The primary endpoint was the incidence of AFib at one year. AFib was newly diagnosed in 6.3 percent of those wearing the patch and 2.3 percent of controls. Compared with controls, participants who wore the chest patch had significantly more primary care physician visits (78.7 versus 75 percent,) and cardiology outpatient visits (31.6 versus 23.6 percent), but no difference in ED visits or hospitalizations. Relative to controls, active monitoring with the patch was associated with significantly greater initiation of anticoagulation (5.4 versus 3.4 percent) and small but statistically significant increases in antiarrhythmic therapy (0.8 versus 0.3 percent) and pacemaker or implantable cardioverter-defibrillator placement (0.7 versus zero percent). Researchers were unable to show that the intervention had an impact on clinical outcomes, including blood clots or stroke, given the short follow-up (eight months on average). Study participants will be followed for another two years to track these events.

Still, Steinhubl said the findings demonstrate a feasible, scalable and clinically valuable way of screening for undiagnosed AFib in an at-risk, nationwide population.

“The quality of data collected through the patch is as good as what we see clinically,” he said. “What was fascinating is that for the people with AFib, the burden of AFib (the amount of time a person was in AFib relative to their entire monitoring time) was quite low — approximately 1 percent of the time on average — a finding that suggests the prevalence of undiagnosed AFib is likely higher than clinicians might suspect, since it can be easy to miss, which could have important implications for how we should ideally screen for the condition.

“In most cases, the only currently recommended method is to feel someone’s pulse or check an ECG for 30 seconds during a routine doctor’s visit,” Steinhubl said. “Based on our data, individuals have very short episodes of AFib that would make it very difficult to catch in the way we routinely look for it today.”

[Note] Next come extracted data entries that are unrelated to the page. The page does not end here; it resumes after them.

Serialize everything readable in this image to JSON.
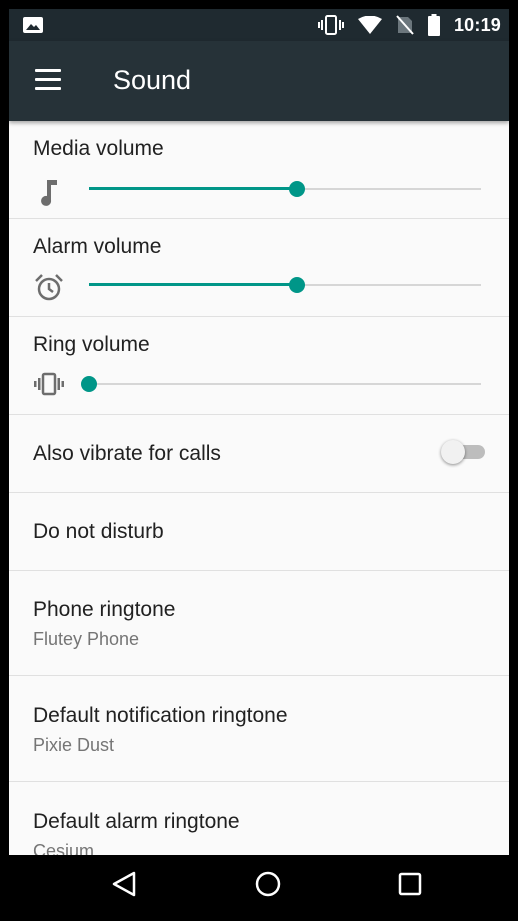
{
  "status_bar": {
    "time": "10:19",
    "icons": [
      "image-icon",
      "vibrate-icon",
      "wifi-icon",
      "no-sim-icon",
      "battery-icon"
    ]
  },
  "app_bar": {
    "title": "Sound",
    "menu_icon": "menu-icon"
  },
  "settings": {
    "media_volume": {
      "label": "Media volume",
      "icon": "music-note-icon",
      "level": 0.53
    },
    "alarm_volume": {
      "label": "Alarm volume",
      "icon": "alarm-clock-icon",
      "level": 0.53
    },
    "ring_volume": {
      "label": "Ring volume",
      "icon": "vibrate-icon",
      "level": 0.0
    },
    "vibrate_calls": {
      "label": "Also vibrate for calls",
      "enabled": false
    },
    "do_not_disturb": {
      "label": "Do not disturb"
    },
    "phone_ringtone": {
      "label": "Phone ringtone",
      "value": "Flutey Phone"
    },
    "notification_ringtone": {
      "label": "Default notification ringtone",
      "value": "Pixie Dust"
    },
    "alarm_ringtone": {
      "label": "Default alarm ringtone",
      "value": "Cesium"
    }
  },
  "nav_bar": {
    "icons": [
      "back-icon",
      "home-icon",
      "recents-icon"
    ]
  },
  "colors": {
    "accent": "#009688",
    "app_bar": "#263238",
    "status_bar": "#1f2a30"
  }
}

Increasing age is by far the biggest risk factor for AFib, but heart failure, prior stroke and sleep apnea are all additional important risk factors. Steinhubl stressed that one of the most unique and valuable aspects of the study is how it was designed and conducted, including an emphasis on being more participant-centric. Using digital technology, the study was brought directly to the participants, even participants who were 74 years old on average.

“Currently, most people who are able to take part in clinical research live close to academic medical centers,” he said. “In a way, mSToPS is proof of principle that site-less trials are possible and might open up clinical research to anybody, anywhere who is interested in taking part.”

Researchers will continue to follow participants for another two years to assess any differences in reports of strokes or other systemic thromboemboli.

This study was funded, in part, by Janssen Pharmaceuticals; other sponsors include the National Institutes of Health and the Qualcomm Foundation.